It’s deal-making time in Washington, and as end-of-the-year funding deadlines approach, lawmakers are scrambling to make sure their priorities and pet projects are funded.
Policy riders—or statutory language that essentially puts policy parameters around the money Congress intends to spend—have long been an important part of the congressional spending process. A well-known rider, for example, is the Hyde Amendment, which has forbidden federal funds from being spent on elective abortions since 1976.
This time around, many Republicans want to see a rider that lifts the 1970s-era ban that blocks U.S. companies from exporting crude oil.
This is a good policy to push for. As my colleague, Katie Tubb, points out, U.S. companies are now producing nearly 9 million barrels of oil a day—up from 5 million just 10 years ago. All of this oil is pent up in the domestic market, unable to be sold abroad. Lifting the ban would liberate U.S. companies to compete on the international market, driving oil prices lower, creating thousands of new jobs—and bringing $38 billion in economic growth to the United States, to boot. It also creates an advantage in the national security space by diminishing the ability of Russia, the Middle East, and other aggressor nations to manipulate global energy supplies.
This is such a good policy, in fact, that it has no place as the primary policy rider in these spending negotiations.
This is such a good policy, in fact, that it has no place as the primary policy rider in these spending negotiations.
As my colleague Nick Loris noted earlier this month, there is already broad, bipartisan consensus in both the House and the Senate for lifting the oil export ban. Subjecting this policy to the “what will you give me in return” Washington mentality will not only dilute its effectiveness in the long run by exchanging good policy for bad, but limit the number of other policy riders Republicans can and should ask for.
Consider what Democrats are offering in return for lifting the oil export ban in the spending deal: at least $16.6 billion in wind and renewable energy production tax credits and permanent reauthorization of the Land and Water Conservation Fund (LWCF), to name a few. Both of these policies are detrimental to the country’s overall economic growth—the LWCF results in private land grabs and poor environmental management, and as for spending taxpayer dollars on renewable energy enterprises, do I even need to mention what happened with Solyndra?
Extortion should not be the standard we set for implementing internationally strategic, broadly supported, job-creating policies. Put another way, good policies should not come at the expense of conceding to bad ones. Lifting the ban on crude oil exports is a priority, but so is sustaining an energy future that allows the energy marketplace to flourish—and this may be easier to accomplish as a stand-alone measure with a Republican majority, or with the authority of a potential Republican president in 2016.
There is also the matter of leverage. There are many riders congressional Republicans have said are priorities. Some—like defunding Planned Parenthood, lowering spending, and blocking the implementation of economically harmful EPA rules—are more controversial than lifting the ban on crude oil exports. Republicans should put their negotiating muscle behind priorities that need the leverage of a spending bill rather than immediately acceding to the one rider that could—and perhaps should—pass on its own.
Republicans—particularly conservatives—should demand a high cost for passage of a $1.1-trillion spending deal that continues to bust any illusion of fiscal responsibility in Washington.
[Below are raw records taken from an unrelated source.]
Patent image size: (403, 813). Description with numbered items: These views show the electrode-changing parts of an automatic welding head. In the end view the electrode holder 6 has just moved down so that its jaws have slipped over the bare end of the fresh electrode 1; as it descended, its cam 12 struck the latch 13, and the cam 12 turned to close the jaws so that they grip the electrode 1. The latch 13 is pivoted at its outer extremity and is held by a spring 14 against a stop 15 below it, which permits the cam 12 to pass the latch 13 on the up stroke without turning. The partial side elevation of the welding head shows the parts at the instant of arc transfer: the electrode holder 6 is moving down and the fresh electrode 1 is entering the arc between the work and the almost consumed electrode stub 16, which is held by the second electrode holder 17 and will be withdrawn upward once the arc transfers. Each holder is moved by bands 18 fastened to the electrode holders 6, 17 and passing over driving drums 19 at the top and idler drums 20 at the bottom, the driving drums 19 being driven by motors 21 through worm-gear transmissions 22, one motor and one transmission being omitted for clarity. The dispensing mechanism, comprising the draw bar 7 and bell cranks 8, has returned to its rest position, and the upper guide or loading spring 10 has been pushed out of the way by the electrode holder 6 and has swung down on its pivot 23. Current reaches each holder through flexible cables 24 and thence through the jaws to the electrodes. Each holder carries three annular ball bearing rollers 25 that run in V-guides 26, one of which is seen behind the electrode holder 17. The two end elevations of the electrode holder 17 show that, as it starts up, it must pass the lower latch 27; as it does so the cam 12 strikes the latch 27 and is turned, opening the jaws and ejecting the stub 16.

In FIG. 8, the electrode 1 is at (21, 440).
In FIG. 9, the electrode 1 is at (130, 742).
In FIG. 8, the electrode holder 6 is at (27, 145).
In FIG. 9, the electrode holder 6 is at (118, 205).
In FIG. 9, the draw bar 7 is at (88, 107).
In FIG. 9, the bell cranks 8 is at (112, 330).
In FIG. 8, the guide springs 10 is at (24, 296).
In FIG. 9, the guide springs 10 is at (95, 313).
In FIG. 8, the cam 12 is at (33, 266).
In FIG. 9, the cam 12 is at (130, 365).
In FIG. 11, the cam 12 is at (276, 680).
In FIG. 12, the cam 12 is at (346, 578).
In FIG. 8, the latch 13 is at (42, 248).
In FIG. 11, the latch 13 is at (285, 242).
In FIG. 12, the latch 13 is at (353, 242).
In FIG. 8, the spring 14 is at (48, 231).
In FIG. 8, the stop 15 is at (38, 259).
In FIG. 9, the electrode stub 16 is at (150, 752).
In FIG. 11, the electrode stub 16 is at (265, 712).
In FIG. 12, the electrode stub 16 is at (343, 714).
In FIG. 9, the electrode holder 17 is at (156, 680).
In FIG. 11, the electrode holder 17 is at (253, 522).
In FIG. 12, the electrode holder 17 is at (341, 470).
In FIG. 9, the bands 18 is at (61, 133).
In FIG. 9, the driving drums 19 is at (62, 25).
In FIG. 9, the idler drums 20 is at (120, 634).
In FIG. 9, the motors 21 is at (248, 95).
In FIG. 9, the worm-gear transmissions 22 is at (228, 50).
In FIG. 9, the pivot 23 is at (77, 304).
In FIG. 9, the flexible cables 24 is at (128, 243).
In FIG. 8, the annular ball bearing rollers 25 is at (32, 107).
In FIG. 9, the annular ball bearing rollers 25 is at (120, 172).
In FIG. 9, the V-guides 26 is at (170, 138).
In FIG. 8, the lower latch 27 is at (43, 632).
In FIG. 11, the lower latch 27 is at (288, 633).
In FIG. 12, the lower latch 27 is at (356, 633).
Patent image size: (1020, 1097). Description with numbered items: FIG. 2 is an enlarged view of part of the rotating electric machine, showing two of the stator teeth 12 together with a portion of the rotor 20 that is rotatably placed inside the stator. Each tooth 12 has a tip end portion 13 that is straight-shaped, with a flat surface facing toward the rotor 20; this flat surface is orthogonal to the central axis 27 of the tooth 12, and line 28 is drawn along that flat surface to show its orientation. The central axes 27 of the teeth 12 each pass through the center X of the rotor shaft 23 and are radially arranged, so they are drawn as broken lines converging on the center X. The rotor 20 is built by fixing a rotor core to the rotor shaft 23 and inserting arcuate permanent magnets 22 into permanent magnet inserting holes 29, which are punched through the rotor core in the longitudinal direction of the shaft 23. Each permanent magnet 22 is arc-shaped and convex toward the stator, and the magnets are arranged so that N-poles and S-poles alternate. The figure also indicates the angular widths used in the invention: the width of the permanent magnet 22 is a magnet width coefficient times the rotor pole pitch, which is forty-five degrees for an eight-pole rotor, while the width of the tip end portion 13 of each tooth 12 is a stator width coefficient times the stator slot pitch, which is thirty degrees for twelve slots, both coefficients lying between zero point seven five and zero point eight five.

Laying it all on the table for oil exports—in exchange for poor policies—is not nearly the sweetener Republicans should accept to swallow such a bitter spending pill. Without the fight for high-value Republican spending priorities, this bill becomes just another in a long string of bills that represent missed opportunities for this Republican majority.
To reverse an old adage, this is a case where the good can be the enemy of the great. This spending bill provides Republicans the chance to extract the full measure of what congressional majorities give them—leverage to implement important policies that they would be unable to pass in other legislative scenarios.
They should not squander it by succumbing to easy victories on policies that can be obtained through other means.